じつはこの言葉は、歴代首相を指南したといわれる四元義隆氏が、その晩年によく口にしたものだと、『昭和激流 四元義隆の生涯』(新潮社)で金子淳一氏が書いている。金子氏は、もともと、この言葉は「戦国時代末期から江戸時代初期に活躍した、京都大徳寺清巌和尚の言葉だ」とも解説する。
いずれにしても衆議院議員の任期は9月までであり、近々の選挙は避けられない。そんなときに総裁を代えるのは無意味だと、総裁選挙を主張する人たちは考えないのか。安倍晋三、福田康夫両首相がおのおの、1年で辞任したとき、自民党はそれなりに考えてわずか20人の小派閥の麻生氏を選び党の運命を託したはずだ。支持率急落だからといって、またもや次の人物を選ぶ心算(つも)りか。
だが、新総裁を選んでも、自民党は負けるだろう。

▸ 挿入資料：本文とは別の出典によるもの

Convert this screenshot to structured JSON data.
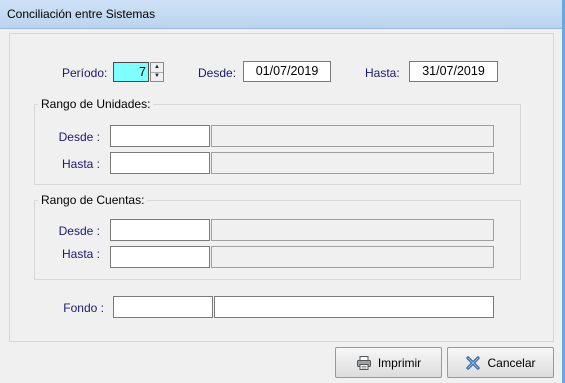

誰が次の総裁になっても、勝てないだろう。時の流れと、国民の心を読み取ることのできる人には、十分にわかるはずだ。敗北が避けられない自民党にとって、今、最も重要なのは、いかにきちんとした負け方をするかということだと。きちんとした負け方とは、敗北の後の自民党の再生につながる負け方である。
自民党への国民の信頼は、その大部分が失われている。総裁一人を取り換えただけで信頼も支持率も回復すると考えるのは間違いだ。国民が自民党に問うていることは、もっと、根深い。ある時点から、まともな国づくりに失敗してきた自民党への失望は、自民党議員が考えるより、はるかに深いのだ。
自民党への信頼が失われ始めたのは、田中角栄氏の金権政治のときからか、中曽根康弘氏の中国へのもの言わぬ外交のときからか、自社連立のときからか、それとも戦後政治の基調をなしてきた官僚主導の政治になすすべもなく、およそすべてを任せきりにしてきたことゆえか。意見は分かれると思うが、政治の機能停止への深い失望感ゆえに、国民は自民党離れを起こしている。
そのことを踏まえなければ、自民党の再生は難しい。かつて野党に転じた自民党は、日本社会党との連立で政権を奪還した。自社連立で政権は取り戻したが、以降、自民党を自民党たらしめてきた価値観は揺らぎ続けた。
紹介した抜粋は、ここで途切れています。